ChannelProcessor 包裹一个代表一个或多个Channel实例的ChannelSelector
它是负责 以怎样的策略处理由Source到Channel,比如拦截器,事务包裹等等 后面详述

SinkProcessor

org.apache.flume.SinkProcessor 包裹一个或多个Sink实例
它是负责以怎么样的策略处理从Channel到Sink,比如容灾输出,负载均衡输出等等策略,后面详述

Sink

核心对象 Sink

org.apache.flume.Sink 与Source类似,对输出的抽象
它的核心是一个Channel对象的引用和等待子类实现的Process方法

public interface Sink extends LifecycleAware, NamedComponent {
  public void setChannel(Channel channel);
  public Channel getChannel();
  public Status process() throws EventDeliveryException;
}

org.apache.flume.sink.AbstractSink
这是一个提供Sink的LifecycleAware默认实现的抽象类.一般Sink实际是继承AbstractSink

abstract public class AbstractSink implements Sink, LifecycleAware {
  private Channel channel;
  private String name;

  private LifecycleState lifecycleState;

  public AbstractSink() {
    lifecycleState = LifecycleState.IDLE;
  }
  ...Lifecycle相关...
}

核心对象工厂 SinkFactory

org.apache.flume.SinkFactory 与Source类似,根据用户指定的配置产生一个可用的Sink子类实现实例

核心对象线程载体 SinkRunner

org.apache.flume.SinkRunner 是Sink的线程载体
它的核心就是使用线程不停的去执行包裹Sink的SinkProcessor.Process方法

public void run() {
      logger.debug("Polling sink runner starting");

      while (!shouldStop.get()) {
        try {
          if (policy.process().equals(Sink.Status.BACKOFF)) {
            counterGroup.incrementAndGet("runner.backoffs");

            Thread.sleep(Math.min(
                counterGroup.incrementAndGet("runner.backoffs.consecutive")
                * backoffSleepIncrement, maxBackoffSleep));
          } else {
            counterGroup.set("runner.backoffs.consecutive", 0L);
          }
        } catch (InterruptedException e) {
          logger.debug("Interrupted while processing an event.
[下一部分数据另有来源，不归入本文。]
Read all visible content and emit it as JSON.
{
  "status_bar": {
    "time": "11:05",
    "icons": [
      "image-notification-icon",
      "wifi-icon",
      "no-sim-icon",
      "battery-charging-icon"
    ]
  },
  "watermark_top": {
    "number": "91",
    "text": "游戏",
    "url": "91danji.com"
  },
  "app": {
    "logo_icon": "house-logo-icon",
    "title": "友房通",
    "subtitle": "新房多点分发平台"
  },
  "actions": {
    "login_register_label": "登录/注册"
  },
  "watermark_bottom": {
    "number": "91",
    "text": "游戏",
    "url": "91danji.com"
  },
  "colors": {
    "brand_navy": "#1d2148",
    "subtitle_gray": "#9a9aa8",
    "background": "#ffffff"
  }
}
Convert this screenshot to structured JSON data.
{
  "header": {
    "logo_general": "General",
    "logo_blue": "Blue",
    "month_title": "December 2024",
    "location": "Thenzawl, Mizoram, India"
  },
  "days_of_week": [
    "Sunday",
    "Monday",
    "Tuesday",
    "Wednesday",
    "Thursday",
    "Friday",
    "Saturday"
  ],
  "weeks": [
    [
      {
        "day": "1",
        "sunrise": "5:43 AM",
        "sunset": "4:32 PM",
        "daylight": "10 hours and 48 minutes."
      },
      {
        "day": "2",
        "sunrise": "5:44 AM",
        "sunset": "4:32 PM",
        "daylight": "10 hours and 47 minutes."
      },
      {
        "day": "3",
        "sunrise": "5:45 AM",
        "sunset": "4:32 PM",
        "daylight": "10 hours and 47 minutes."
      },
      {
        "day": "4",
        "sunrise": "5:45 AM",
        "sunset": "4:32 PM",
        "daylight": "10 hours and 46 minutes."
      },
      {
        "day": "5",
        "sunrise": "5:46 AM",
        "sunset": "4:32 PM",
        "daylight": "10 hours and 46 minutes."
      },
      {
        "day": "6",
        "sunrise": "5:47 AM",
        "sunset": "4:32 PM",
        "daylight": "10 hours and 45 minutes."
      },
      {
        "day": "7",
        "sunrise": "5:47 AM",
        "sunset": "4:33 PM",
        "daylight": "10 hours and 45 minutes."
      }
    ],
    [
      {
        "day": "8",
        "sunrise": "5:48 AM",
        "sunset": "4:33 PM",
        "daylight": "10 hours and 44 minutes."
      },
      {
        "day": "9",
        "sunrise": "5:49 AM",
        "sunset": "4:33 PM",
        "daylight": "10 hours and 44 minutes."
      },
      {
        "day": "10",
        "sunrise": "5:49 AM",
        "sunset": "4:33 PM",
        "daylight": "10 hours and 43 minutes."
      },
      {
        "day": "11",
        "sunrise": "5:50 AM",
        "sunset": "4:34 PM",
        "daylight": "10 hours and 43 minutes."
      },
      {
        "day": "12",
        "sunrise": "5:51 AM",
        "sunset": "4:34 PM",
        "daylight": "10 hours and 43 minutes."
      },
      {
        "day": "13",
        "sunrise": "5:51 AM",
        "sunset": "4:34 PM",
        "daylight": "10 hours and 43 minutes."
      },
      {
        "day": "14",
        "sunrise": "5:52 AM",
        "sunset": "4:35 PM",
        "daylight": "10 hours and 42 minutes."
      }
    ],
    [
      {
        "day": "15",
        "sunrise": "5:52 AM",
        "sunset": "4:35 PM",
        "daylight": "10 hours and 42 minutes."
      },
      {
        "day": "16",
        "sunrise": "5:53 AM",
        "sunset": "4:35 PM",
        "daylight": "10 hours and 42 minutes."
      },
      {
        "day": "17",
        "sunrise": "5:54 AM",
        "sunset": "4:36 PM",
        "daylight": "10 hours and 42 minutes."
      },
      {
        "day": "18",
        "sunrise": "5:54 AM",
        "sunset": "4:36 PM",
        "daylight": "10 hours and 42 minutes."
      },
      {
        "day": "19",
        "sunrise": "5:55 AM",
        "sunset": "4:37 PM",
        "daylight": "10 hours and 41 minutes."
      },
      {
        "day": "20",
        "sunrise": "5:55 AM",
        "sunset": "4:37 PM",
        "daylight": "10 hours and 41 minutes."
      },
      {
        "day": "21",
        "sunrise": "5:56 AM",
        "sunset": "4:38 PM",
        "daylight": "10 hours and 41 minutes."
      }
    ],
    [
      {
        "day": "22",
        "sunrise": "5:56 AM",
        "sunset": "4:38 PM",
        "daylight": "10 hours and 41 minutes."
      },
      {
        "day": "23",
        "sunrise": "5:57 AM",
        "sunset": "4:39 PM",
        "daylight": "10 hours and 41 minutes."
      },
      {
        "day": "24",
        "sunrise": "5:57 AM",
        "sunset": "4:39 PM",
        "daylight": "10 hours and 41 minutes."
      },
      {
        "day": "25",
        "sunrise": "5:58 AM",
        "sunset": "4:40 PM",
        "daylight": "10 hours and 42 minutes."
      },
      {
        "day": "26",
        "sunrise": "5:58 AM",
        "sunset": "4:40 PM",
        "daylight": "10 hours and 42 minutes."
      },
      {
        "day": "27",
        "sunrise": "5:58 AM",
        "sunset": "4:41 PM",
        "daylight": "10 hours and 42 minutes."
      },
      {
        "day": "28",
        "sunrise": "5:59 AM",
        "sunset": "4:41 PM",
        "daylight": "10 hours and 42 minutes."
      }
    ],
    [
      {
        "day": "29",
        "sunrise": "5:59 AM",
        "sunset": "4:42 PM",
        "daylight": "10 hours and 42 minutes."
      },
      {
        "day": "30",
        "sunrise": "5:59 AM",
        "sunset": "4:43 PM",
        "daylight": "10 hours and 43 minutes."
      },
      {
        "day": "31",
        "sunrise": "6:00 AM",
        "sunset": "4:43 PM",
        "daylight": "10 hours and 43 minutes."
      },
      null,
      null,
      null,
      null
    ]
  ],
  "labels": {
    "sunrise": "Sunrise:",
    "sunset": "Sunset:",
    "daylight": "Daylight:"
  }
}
Exiting.");
          counterGroup.incrementAndGet("runner.interruptions");
        } catch (Exception e) {
          logger.error("Unable to deliver event. Exception follows.", e);
          if (e instanceof EventDeliveryException) {
            counterGroup.incrementAndGet("runner.deliveryErrors");
          } else {
            counterGroup.incrementAndGet("runner.errors");
          }
          try {
            Thread.sleep(maxBackoffSleep);
          } catch (InterruptedException ex) {
            Thread.currentThread().interrupt();
          }
        }
      }
      logger.debug("Polling runner exiting. Metrics:{}", counterGroup);
    }